ViduraArchitecture

Architecture

Vidura is a LangChain ReAct agent backed by GPT-4o-mini and deployed as a FastAPI service. It provides 26 tools across three categories: Redshift performance tools, AWS Cost Intelligence Dashboard (CID) tools, and a RAG tool for Redshift documentation lookups.

System Diagram

Vidura System Architecture

┌─────────────────────────────────────────────────────────────┐
│                   Quper Web Frontend                         │
│           POST /api/vidura → FastAPI /ask                    │
└─────────────────────────┬───────────────────────────────────┘
                          │ HTTP (JSON)
┌─────────────────────────▼───────────────────────────────────┐
│              FastAPI Server (main.py)                        │
│  POST /ask ──► LangChain ReAct Agent (GPT-4o-mini, temp=0)  │
│                                                              │
│  ┌────────────────────┐  ┌────────────────────┐             │
│  │  Redshift Tools    │  │    CID Tools        │             │
│  │  (19 tools)        │  │    (6 tools)        │             │
│  │  psycopg2 driver   │  │    boto3 Athena      │             │
│  └────────────────────┘  └────────────────────┘             │
│  ┌────────────────────┐                                      │
│  │   RAG Tool (1)     │                                      │
│  │   Milvus + MiniLM  │                                      │
│  └────────────────────┘                                      │
└──────────────┬──────────────────────┬───────────────────────┘
               │ psycopg2             │ boto3
┌──────────────▼──────┐  ┌───────────▼─────────────────────┐
│  Amazon Redshift    │  │  AWS Athena (CID Views)          │
│  (cluster metrics,  │  │  (s3://cid-data/cudos/kpi/...)   │
│   system tables)    │  │                                  │
└─────────────────────┘  └─────────────────────────────────┘

Component Breakdown

FastAPI Server

The entry point is a FastAPI application (main.py) that exposes a single POST endpoint at /ask. It accepts a JSON body with a prompt field, invokes the LangChain agent, and returns the final response. The agent is run in a thread pool (asyncio.to_thread) to avoid blocking the async event loop during synchronous tool execution.

LangChain ReAct Agent

The agent uses LangChain's create_tool_calling_agent with GPT-4o-mini as the reasoning model (temperature=0 for deterministic analytical outputs). The ReAct pattern alternates between:

Thought — The LLM reasons about what information is needed
Action — A tool is selected and called with arguments
Observation — The tool result is fed back to the LLM
This cycle repeats until the LLM produces a Final Answer

Redshift Tools (19 tools)

Python functions decorated with LangChain's @tool decorator. Each tool connects to Redshift via psycopg2 and executes a targeted SQL query against Redshift system views. Tools are organized into three categories: query performance, health monitoring, and storage analysis. See the Redshift Tools section for full tool documentation.

CID Tools (6 tools)

Tools that query AWS Cost Intelligence Dashboard (CID) views via boto3 Athena client. The CID data lives in S3 as Parquet files; Athena provides SQL access. The list_cid_views() tool discovers available views at runtime, and query_cid_view() executes parameterized queries against them.
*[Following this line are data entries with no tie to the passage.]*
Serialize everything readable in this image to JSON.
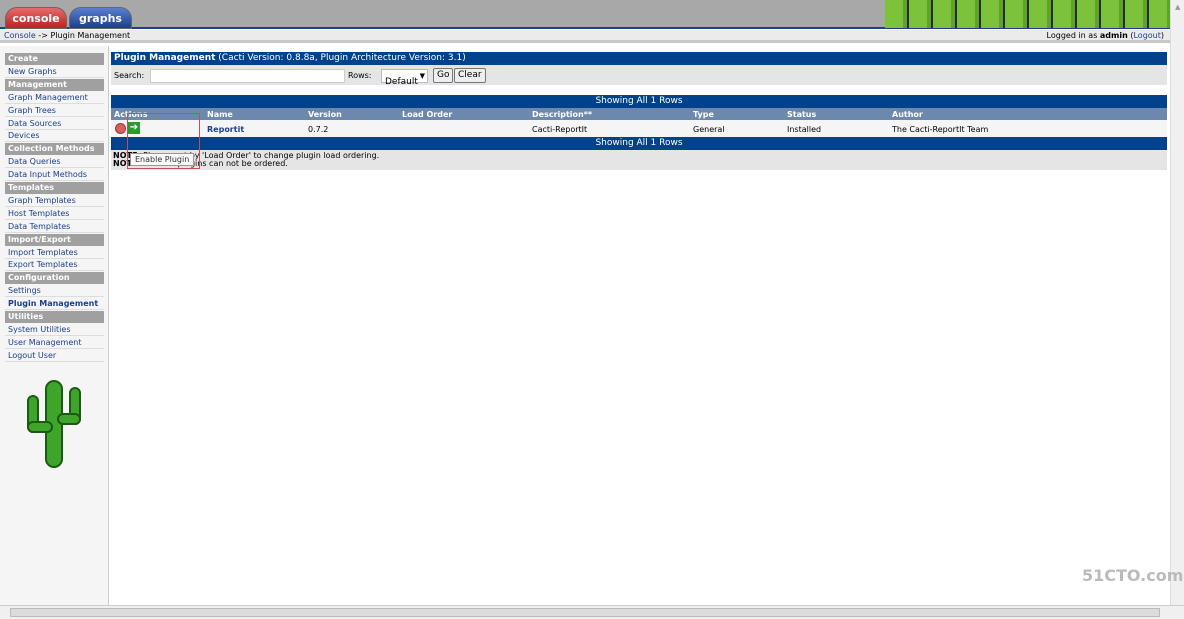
{
  "tabs": [
    "console",
    "graphs"
  ],
  "breadcrumb": {
    "link": "Console",
    "sep": " -> ",
    "current": "Plugin Management"
  },
  "login": {
    "prefix": "Logged in as ",
    "user": "admin",
    "logout": "Logout"
  },
  "sidebar": [
    {
      "t": "h",
      "label": "Create"
    },
    {
      "t": "l",
      "label": "New Graphs"
    },
    {
      "t": "h",
      "label": "Management"
    },
    {
      "t": "l",
      "label": "Graph Management"
    },
    {
      "t": "l",
      "label": "Graph Trees"
    },
    {
      "t": "l",
      "label": "Data Sources"
    },
    {
      "t": "l",
      "label": "Devices"
    },
    {
      "t": "h",
      "label": "Collection Methods"
    },
    {
      "t": "l",
      "label": "Data Queries"
    },
    {
      "t": "l",
      "label": "Data Input Methods"
    },
    {
      "t": "h",
      "label": "Templates"
    },
    {
      "t": "l",
      "label": "Graph Templates"
    },
    {
      "t": "l",
      "label": "Host Templates"
    },
    {
      "t": "l",
      "label": "Data Templates"
    },
    {
      "t": "h",
      "label": "Import/Export"
    },
    {
      "t": "l",
      "label": "Import Templates"
    },
    {
      "t": "l",
      "label": "Export Templates"
    },
    {
      "t": "h",
      "label": "Configuration"
    },
    {
      "t": "l",
      "label": "Settings"
    },
    {
      "t": "l",
      "label": "Plugin Management",
      "current": true
    },
    {
      "t": "h",
      "label": "Utilities"
    },
    {
      "t": "l",
      "label": "System Utilities"
    },
    {
      "t": "l",
      "label": "User Management"
    },
    {
      "t": "l",
      "label": "Logout User"
    }
  ],
  "panel": {
    "title": "Plugin Management",
    "subtitle": " (Cacti Version: 0.8.8a, Plugin Architecture Version: 3.1)"
  },
  "filter": {
    "search_label": "Search:",
    "search_value": "",
    "rows_label": "Rows:",
    "rows_value": "Default",
    "go": "Go",
    "clear": "Clear"
  },
  "table": {
    "showing": "Showing All 1 Rows",
    "columns": [
      "Actions",
      "Name",
      "Version",
      "Load Order",
      "Description**",
      "Type",
      "Status",
      "Author"
    ],
    "rows": [
      {
        "name": "Reportit",
        "version": "0.7.2",
        "load_order": "",
        "description": "Cacti-ReportIt",
        "type": "General",
        "status": "Installed",
        "author": "The Cacti-ReportIt Team"
      }
    ]
  },
  "notes": [
    {
      "b": "NOTE:",
      "t": " Please sort by 'Load Order' to change plugin load ordering."
    },
    {
      "b": "NOTE:",
      "t": " SYSTEM plugins can not be ordered."
    }
  ],
  "tooltip": "Enable Plugin",
  "watermark": "51CTO.com"
}
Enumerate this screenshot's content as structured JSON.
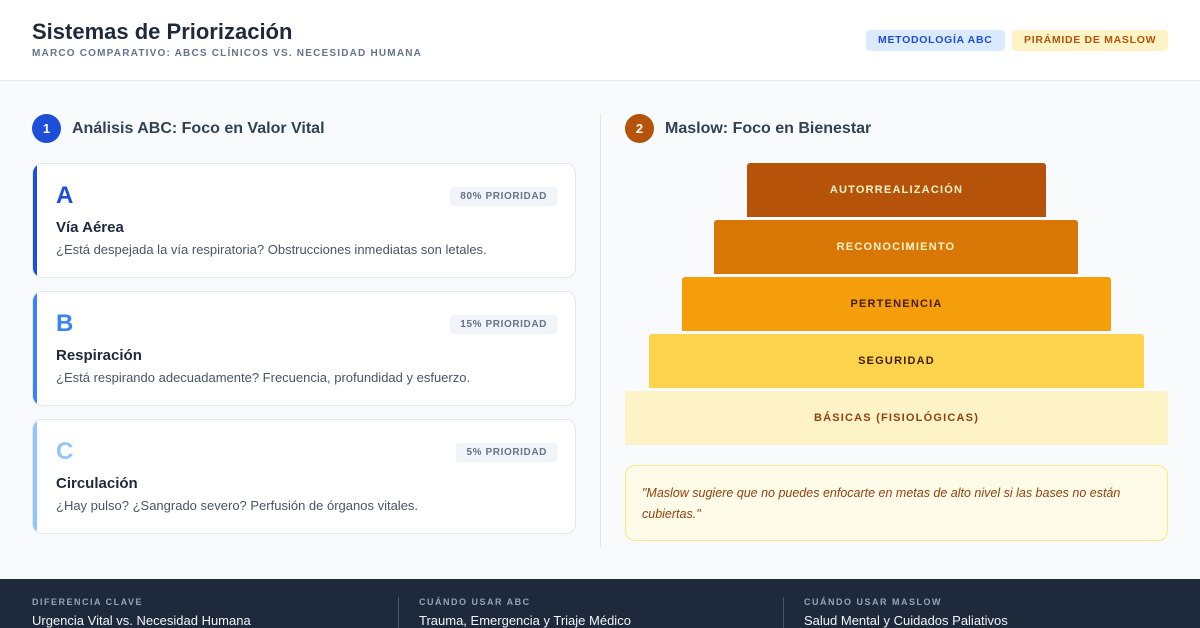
{
  "header": {
    "title": "Sistemas de Priorización",
    "subtitle": "MARCO COMPARATIVO: ABCS CLÍNICOS VS. NECESIDAD HUMANA",
    "tags": [
      {
        "label": "METODOLOGÍA ABC"
      },
      {
        "label": "PIRÁMIDE DE MASLOW"
      }
    ]
  },
  "abc": {
    "number": "1",
    "title": "Análisis ABC: Foco en Valor Vital",
    "cards": [
      {
        "letter": "A",
        "badge": "80% PRIORIDAD",
        "priority_percent": 80,
        "title": "Vía Aérea",
        "description": "¿Está despejada la vía respiratoria? Obstrucciones inmediatas son letales.",
        "color": "#1d4ed8"
      },
      {
        "letter": "B",
        "badge": "15% PRIORIDAD",
        "priority_percent": 15,
        "title": "Respiración",
        "description": "¿Está respirando adecuadamente? Frecuencia, profundidad y esfuerzo.",
        "color": "#3b82f6"
      },
      {
        "letter": "C",
        "badge": "5% PRIORIDAD",
        "priority_percent": 5,
        "title": "Circulación",
        "description": "¿Hay pulso? ¿Sangrado severo? Perfusión de órganos vitales.",
        "color": "#93c5fd"
      }
    ]
  },
  "maslow": {
    "number": "2",
    "title": "Maslow: Foco en Bienestar",
    "levels": [
      {
        "label": "AUTORREALIZACIÓN",
        "bg": "#b45309",
        "fg": "#fef3c7"
      },
      {
        "label": "RECONOCIMIENTO",
        "bg": "#d97706",
        "fg": "#fef3c7"
      },
      {
        "label": "PERTENENCIA",
        "bg": "#f59e0b",
        "fg": "#451a03"
      },
      {
        "label": "SEGURIDAD",
        "bg": "#fcd34d",
        "fg": "#451a03"
      },
      {
        "label": "BÁSICAS (FISIOLÓGICAS)",
        "bg": "#fef3c7",
        "fg": "#92400e"
      }
    ],
    "quote": "\"Maslow sugiere que no puedes enfocarte en metas de alto nivel si las bases no están cubiertas.\""
  },
  "footer": [
    {
      "label": "DIFERENCIA CLAVE",
      "value": "Urgencia Vital vs. Necesidad Humana"
    },
    {
      "label": "CUÁNDO USAR ABC",
      "value": "Trauma, Emergencia y Triaje Médico"
    },
    {
      "label": "CUÁNDO USAR MASLOW",
      "value": "Salud Mental y Cuidados Paliativos"
    }
  ],
  "colors": {
    "abc_accent": "#1d4ed8",
    "maslow_accent": "#b45309",
    "footer_bg": "#1e293b"
  }
}
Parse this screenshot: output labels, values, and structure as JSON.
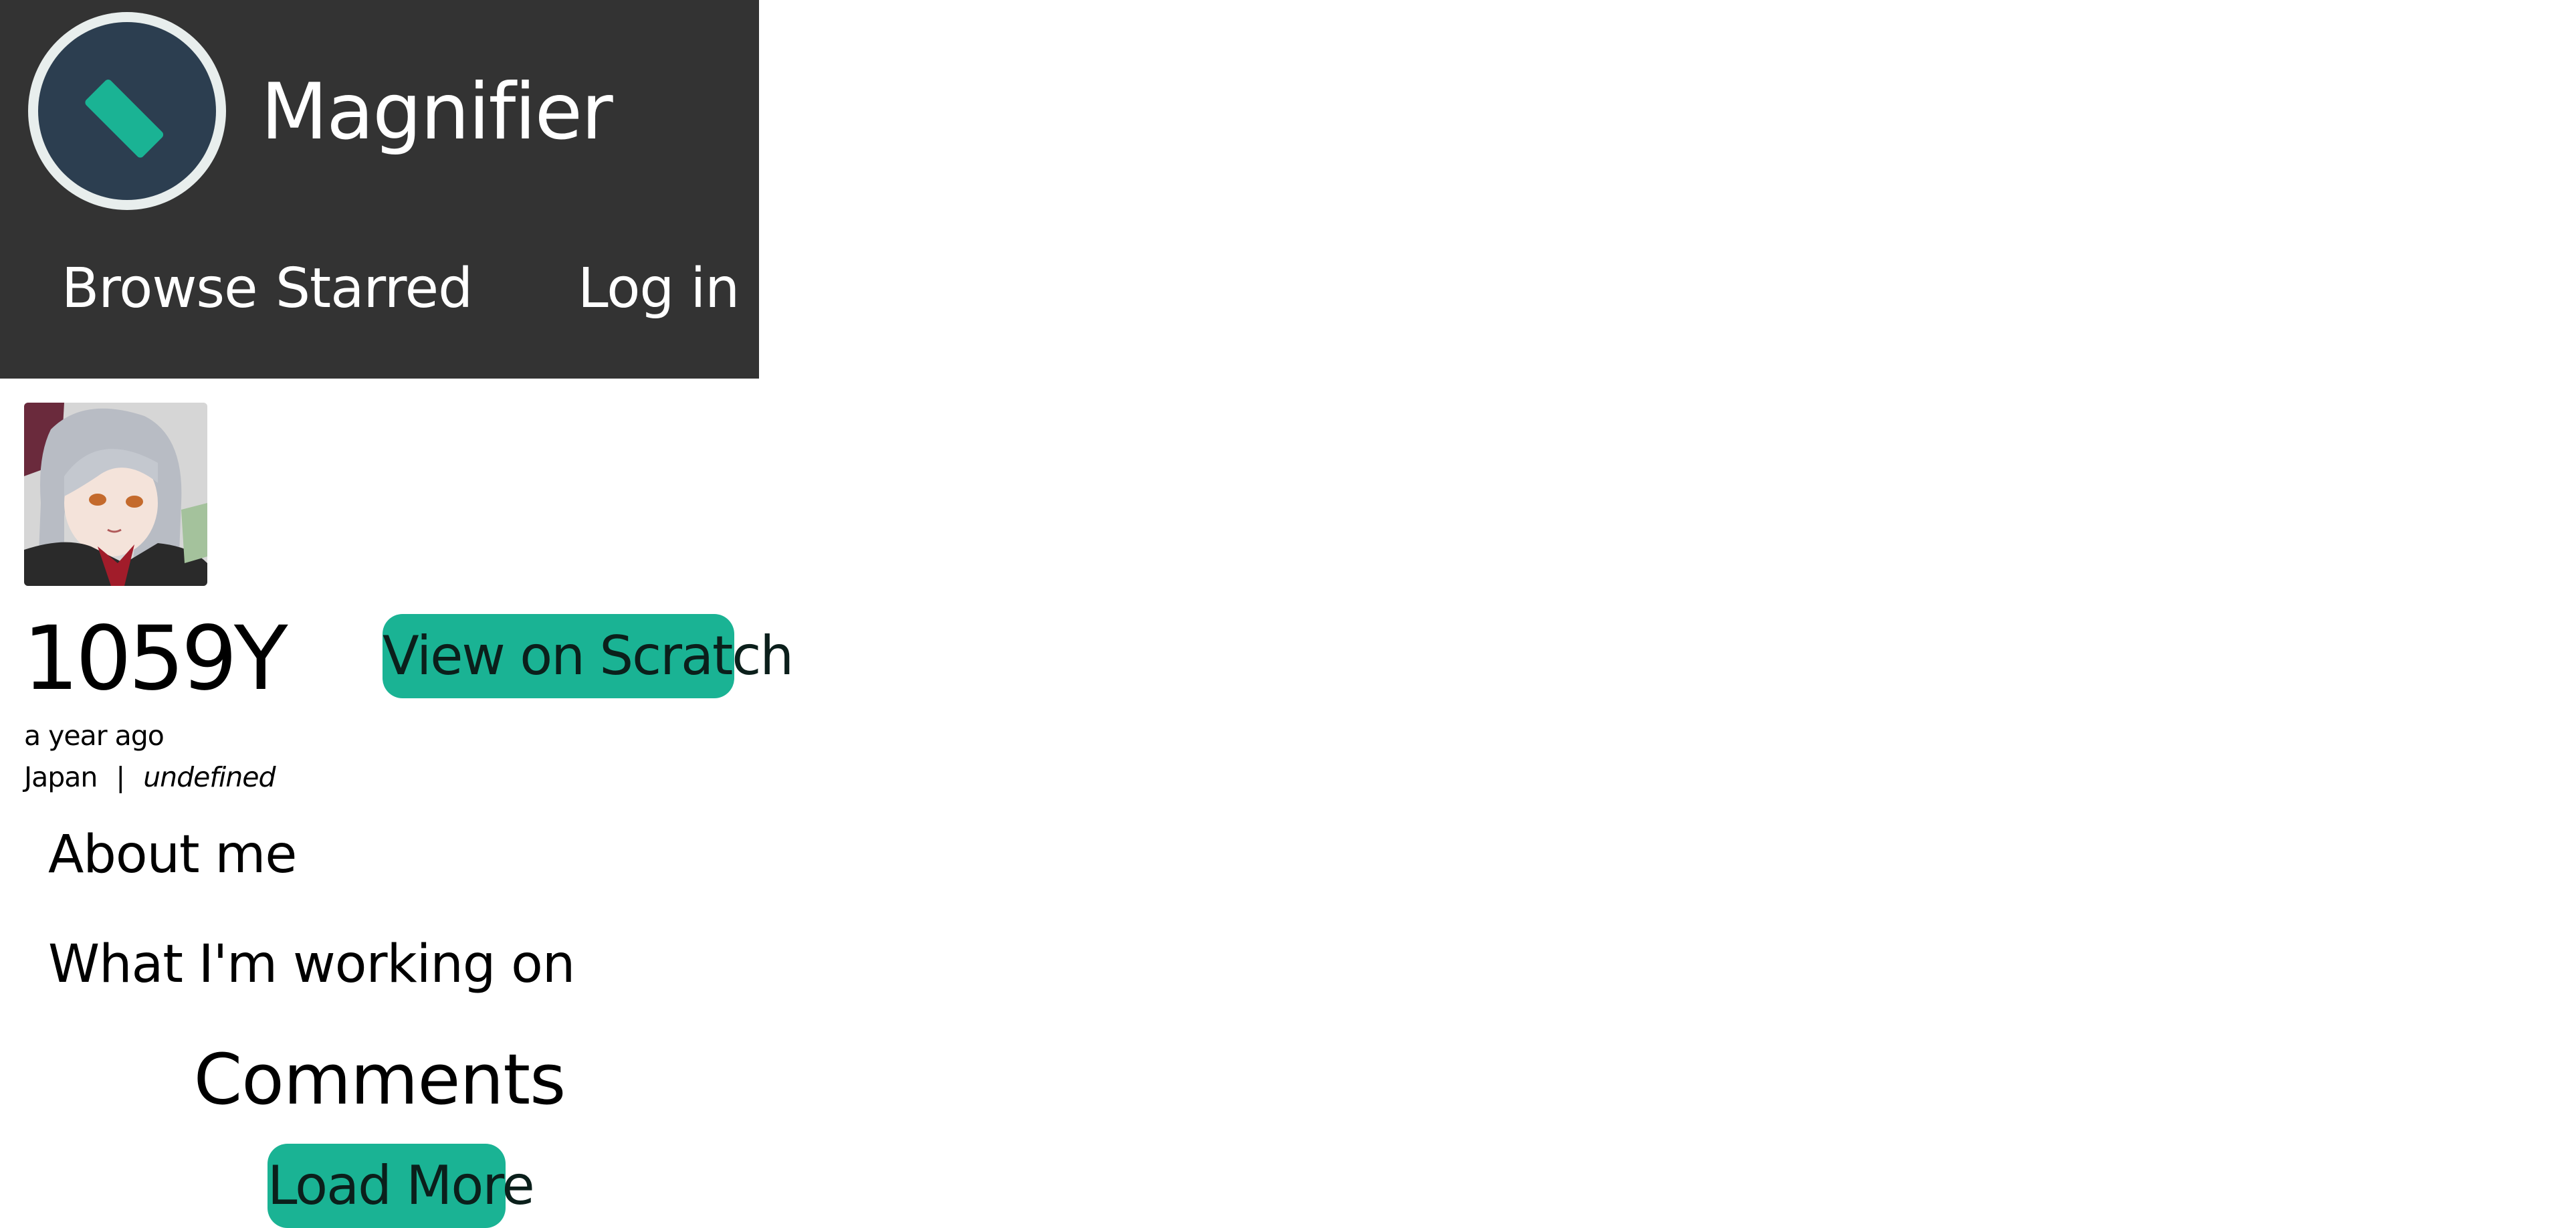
{
  "header": {
    "app_title": "Magnifier",
    "logo_icon": "magnifier-logo-icon",
    "colors": {
      "background": "#333333",
      "logo_ring": "#e8eeed",
      "logo_circle": "#2c3e50",
      "logo_bar": "#1ab394"
    },
    "nav": {
      "browse": "Browse",
      "starred": "Starred",
      "login": "Log in"
    }
  },
  "profile": {
    "username": "1059Y",
    "view_button_label": "View on Scratch",
    "joined": "a year ago",
    "country": "Japan",
    "separator": "|",
    "status": "undefined",
    "avatar": "user-avatar-image"
  },
  "sections": {
    "about_heading": "About me",
    "working_heading": "What I'm working on",
    "comments_heading": "Comments",
    "load_more_label": "Load More"
  },
  "theme": {
    "accent": "#1ab394"
  }
}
RAG Tool — Milvus + MiniLM

A single book_qa(question) tool that performs semantic search over pre-embedded Redshift documentation. The knowledge base contains ~7,500 chunks from two source documents, embedded with all-MiniLM-L6-v2 (384 dimensions) and stored in Milvus with an IVF_FLAT index. The tool retrieves the top-k relevant chunks and returns them as context for the agent to synthesize an answer.

Temperature = 0

The agent is configured with temperature=0 (fully deterministic). For analytical tasks — identifying savings opportunities, diagnosing performance issues, calculating metrics — deterministic outputs are essential so users can trust and reproduce the analysis. Creative variation is not desirable in a FinOps context.